Specifically, Roche-Martinez claims that because the policeillegally entered his home, all evidence of his presence in the United States on that day is the fruit of that illegal search and must be excluded. Moreover, he argues that without the evidence of his presence, the Court must quash his arrest.
When reviewing an appeal from a district court’s denial of a motion to suppress, the 7th Circuit reviews legal conclusions de novo and findings of fact for clear error. United States v. Robeles-Ortega, 348 F.3d 679, 681 (7th Cir. 2003). For purposes of this appeal, the 7th Circuit assume the entry was illegal.
The 7th Circuit starts by stating that this case is governed by New York v. Harris, 495 U.S. 14, 18 (1990), in which the Supreme Court held that unlawful entry into the home of a criminal defendant does not make the defendant’s subsequent detention unlawful if probable cause existed to arrest the defendant.
Here, the police had probable cause to arrest Roche-Martinez. Consequently, even though the police did not have a warrant or consent to enter his residence, Roche-Martinez’s subsequent detention was lawful and the district court correctly ruled that the evidence collected during Roche-Martinez’s detention, namely, his identity, was admissible, and not tainted by the earlier unlawful entry into his mother’s residence.
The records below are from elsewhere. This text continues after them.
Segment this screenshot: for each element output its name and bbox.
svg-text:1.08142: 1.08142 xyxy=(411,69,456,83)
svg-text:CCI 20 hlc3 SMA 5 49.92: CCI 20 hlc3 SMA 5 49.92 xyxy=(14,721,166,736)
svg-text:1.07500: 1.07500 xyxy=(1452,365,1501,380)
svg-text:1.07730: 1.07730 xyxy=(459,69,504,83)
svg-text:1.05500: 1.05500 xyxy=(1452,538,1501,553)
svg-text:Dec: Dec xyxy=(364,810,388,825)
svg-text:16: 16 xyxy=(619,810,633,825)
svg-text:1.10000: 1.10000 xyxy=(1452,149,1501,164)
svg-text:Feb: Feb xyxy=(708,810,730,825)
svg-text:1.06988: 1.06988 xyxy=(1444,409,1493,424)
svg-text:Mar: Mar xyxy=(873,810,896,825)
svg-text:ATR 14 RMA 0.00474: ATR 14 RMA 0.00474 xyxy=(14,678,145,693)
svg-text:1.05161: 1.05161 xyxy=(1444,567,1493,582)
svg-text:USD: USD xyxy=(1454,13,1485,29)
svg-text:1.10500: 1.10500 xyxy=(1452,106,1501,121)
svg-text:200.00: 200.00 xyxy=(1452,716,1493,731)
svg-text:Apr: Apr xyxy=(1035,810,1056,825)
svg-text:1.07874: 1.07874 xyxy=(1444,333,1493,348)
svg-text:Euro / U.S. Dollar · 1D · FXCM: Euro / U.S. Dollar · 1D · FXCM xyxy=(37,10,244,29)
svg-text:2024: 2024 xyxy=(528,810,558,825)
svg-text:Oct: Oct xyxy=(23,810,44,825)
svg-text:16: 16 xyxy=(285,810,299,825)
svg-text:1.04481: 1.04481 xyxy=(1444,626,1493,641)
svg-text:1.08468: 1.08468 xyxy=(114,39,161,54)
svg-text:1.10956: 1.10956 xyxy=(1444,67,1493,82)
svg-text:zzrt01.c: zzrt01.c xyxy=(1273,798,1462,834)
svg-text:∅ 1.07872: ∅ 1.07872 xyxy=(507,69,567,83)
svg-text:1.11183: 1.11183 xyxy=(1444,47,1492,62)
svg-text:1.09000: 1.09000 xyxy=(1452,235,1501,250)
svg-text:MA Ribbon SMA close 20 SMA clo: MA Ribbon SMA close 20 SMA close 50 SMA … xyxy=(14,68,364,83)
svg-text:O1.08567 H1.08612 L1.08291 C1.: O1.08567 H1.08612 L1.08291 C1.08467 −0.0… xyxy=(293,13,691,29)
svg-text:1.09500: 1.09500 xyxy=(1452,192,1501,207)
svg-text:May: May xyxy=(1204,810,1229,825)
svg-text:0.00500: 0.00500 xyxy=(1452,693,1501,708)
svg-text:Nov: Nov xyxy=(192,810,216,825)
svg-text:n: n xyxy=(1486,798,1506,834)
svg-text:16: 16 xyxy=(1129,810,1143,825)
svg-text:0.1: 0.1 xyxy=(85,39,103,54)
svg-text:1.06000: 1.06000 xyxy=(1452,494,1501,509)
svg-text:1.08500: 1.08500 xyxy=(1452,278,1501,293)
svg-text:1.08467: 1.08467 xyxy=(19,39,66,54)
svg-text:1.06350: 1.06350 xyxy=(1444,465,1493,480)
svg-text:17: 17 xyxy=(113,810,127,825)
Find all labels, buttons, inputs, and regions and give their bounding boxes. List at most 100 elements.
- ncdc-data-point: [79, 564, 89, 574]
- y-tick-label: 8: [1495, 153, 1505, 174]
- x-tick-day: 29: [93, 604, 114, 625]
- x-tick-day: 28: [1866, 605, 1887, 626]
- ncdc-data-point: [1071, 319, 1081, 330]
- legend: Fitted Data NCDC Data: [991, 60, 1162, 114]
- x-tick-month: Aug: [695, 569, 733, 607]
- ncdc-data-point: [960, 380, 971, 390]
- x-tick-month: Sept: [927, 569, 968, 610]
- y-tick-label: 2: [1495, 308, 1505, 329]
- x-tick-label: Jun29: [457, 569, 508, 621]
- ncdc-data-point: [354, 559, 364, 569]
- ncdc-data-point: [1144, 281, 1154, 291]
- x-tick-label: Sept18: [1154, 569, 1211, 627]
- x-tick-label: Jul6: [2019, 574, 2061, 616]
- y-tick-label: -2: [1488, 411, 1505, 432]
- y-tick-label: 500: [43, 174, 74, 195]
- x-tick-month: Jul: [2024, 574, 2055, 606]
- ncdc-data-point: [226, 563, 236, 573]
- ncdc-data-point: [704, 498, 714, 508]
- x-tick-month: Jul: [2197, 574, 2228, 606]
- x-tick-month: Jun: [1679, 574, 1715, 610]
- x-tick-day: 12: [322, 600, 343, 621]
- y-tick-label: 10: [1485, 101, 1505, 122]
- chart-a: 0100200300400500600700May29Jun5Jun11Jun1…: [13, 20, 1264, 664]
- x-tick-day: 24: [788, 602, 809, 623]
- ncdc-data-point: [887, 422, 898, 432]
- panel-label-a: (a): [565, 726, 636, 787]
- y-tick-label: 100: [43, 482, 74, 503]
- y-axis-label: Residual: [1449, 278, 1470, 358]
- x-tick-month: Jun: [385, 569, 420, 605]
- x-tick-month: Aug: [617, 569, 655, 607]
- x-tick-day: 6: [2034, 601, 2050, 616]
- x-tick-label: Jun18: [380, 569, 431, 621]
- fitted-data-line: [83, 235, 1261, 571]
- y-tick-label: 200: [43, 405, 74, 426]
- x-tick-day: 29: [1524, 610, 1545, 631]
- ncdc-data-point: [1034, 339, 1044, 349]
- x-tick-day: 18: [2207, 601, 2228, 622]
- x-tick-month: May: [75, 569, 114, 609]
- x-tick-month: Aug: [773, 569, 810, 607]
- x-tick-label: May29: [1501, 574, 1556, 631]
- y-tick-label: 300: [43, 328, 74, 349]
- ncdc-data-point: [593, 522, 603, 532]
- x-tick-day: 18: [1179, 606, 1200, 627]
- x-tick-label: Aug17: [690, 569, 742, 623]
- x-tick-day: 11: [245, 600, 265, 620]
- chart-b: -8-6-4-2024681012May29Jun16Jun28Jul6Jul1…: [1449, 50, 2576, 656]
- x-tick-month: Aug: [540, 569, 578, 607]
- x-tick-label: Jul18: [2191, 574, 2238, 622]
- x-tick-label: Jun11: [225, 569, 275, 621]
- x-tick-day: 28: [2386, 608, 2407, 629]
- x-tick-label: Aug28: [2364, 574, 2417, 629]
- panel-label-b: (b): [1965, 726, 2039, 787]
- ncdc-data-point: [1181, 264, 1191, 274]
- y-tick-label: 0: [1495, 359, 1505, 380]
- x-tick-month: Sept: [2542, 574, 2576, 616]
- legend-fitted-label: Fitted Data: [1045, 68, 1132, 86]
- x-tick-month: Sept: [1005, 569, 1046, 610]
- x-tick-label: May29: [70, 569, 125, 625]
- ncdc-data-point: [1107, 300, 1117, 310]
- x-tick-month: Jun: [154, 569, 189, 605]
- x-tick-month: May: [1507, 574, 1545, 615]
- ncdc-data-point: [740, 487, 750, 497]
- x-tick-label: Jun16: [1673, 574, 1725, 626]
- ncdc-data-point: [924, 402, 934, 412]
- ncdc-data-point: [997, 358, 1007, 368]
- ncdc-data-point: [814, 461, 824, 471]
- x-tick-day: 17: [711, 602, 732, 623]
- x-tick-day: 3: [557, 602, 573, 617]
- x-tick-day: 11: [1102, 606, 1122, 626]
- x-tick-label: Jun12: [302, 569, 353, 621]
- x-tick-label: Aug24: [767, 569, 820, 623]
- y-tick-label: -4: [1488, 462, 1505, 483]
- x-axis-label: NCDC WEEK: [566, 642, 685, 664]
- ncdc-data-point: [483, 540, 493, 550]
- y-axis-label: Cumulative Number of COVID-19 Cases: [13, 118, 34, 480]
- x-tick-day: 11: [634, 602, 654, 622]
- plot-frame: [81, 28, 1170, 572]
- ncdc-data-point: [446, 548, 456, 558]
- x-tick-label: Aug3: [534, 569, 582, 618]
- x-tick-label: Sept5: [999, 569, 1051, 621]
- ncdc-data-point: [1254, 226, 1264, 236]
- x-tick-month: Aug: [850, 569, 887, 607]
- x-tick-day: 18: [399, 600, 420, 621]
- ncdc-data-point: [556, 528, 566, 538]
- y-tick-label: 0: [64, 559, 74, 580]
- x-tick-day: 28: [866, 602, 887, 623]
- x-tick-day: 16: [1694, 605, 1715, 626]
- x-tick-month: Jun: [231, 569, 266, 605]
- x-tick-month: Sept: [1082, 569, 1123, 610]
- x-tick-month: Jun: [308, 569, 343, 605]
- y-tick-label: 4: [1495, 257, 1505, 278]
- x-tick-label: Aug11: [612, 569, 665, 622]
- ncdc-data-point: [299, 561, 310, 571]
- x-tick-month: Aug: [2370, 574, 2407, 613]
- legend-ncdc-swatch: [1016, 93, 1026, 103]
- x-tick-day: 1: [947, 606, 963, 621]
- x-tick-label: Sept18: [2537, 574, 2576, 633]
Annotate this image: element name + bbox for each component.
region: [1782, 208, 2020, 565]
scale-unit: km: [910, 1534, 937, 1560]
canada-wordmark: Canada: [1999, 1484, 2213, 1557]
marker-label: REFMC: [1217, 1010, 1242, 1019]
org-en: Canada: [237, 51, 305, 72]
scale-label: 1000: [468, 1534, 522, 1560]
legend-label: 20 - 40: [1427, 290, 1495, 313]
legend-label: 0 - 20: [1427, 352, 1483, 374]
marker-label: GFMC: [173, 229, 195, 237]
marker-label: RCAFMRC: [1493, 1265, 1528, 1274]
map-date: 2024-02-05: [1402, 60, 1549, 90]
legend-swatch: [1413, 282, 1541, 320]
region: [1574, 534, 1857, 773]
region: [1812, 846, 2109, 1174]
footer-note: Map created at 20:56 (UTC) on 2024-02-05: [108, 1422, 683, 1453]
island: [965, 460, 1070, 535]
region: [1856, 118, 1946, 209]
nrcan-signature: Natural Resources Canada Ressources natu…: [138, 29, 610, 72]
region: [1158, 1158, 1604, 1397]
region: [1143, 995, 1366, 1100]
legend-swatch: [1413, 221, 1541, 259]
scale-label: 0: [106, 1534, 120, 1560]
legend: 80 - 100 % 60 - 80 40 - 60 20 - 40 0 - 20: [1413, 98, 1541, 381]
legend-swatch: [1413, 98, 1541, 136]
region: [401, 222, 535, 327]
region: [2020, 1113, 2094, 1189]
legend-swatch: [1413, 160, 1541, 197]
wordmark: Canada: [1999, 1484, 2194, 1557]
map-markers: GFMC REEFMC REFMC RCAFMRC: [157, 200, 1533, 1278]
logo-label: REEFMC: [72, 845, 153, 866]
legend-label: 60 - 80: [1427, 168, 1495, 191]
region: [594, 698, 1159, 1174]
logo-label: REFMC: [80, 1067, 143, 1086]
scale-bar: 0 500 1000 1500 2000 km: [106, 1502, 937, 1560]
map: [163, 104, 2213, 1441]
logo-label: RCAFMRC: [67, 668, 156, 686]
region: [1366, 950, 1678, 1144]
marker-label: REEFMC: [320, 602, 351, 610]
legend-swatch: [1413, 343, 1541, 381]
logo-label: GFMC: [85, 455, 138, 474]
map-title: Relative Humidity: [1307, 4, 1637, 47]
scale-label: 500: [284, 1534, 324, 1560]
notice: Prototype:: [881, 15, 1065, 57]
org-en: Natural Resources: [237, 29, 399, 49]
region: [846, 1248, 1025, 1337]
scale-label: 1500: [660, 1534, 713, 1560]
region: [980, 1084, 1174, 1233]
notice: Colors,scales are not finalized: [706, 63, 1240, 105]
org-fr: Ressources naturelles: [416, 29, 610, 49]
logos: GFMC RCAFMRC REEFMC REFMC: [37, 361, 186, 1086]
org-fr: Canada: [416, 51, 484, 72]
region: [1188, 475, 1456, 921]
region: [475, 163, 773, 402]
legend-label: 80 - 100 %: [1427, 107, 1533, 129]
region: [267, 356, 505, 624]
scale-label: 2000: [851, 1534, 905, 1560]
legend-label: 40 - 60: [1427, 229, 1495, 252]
The 7th Circuit concludes by stating that though Harris precludes relief from Roche-Martinez’s criminal conviction, this holding today in no way sanctions the police officer’s decision not to seek a search or an arrest warrant. Justice Marshall, dissenting in Harris, warned that under the Harris rule, a logical police officer will make a rational choice to violate the Constitution rather than first obtaining a search or arrest warrant, because the "evidence will be admissible regardless of whether it was the product of [an] unconstitutional arrest." Harris, 495 U.S. at 32 (Marshall, J., dissenting). There were no exigent circumstances here.
In short, despite the 7th Circuit’s unease regarding the facts of this case, Justice Marshall’s opinion is not the law, and Harris controls our decision.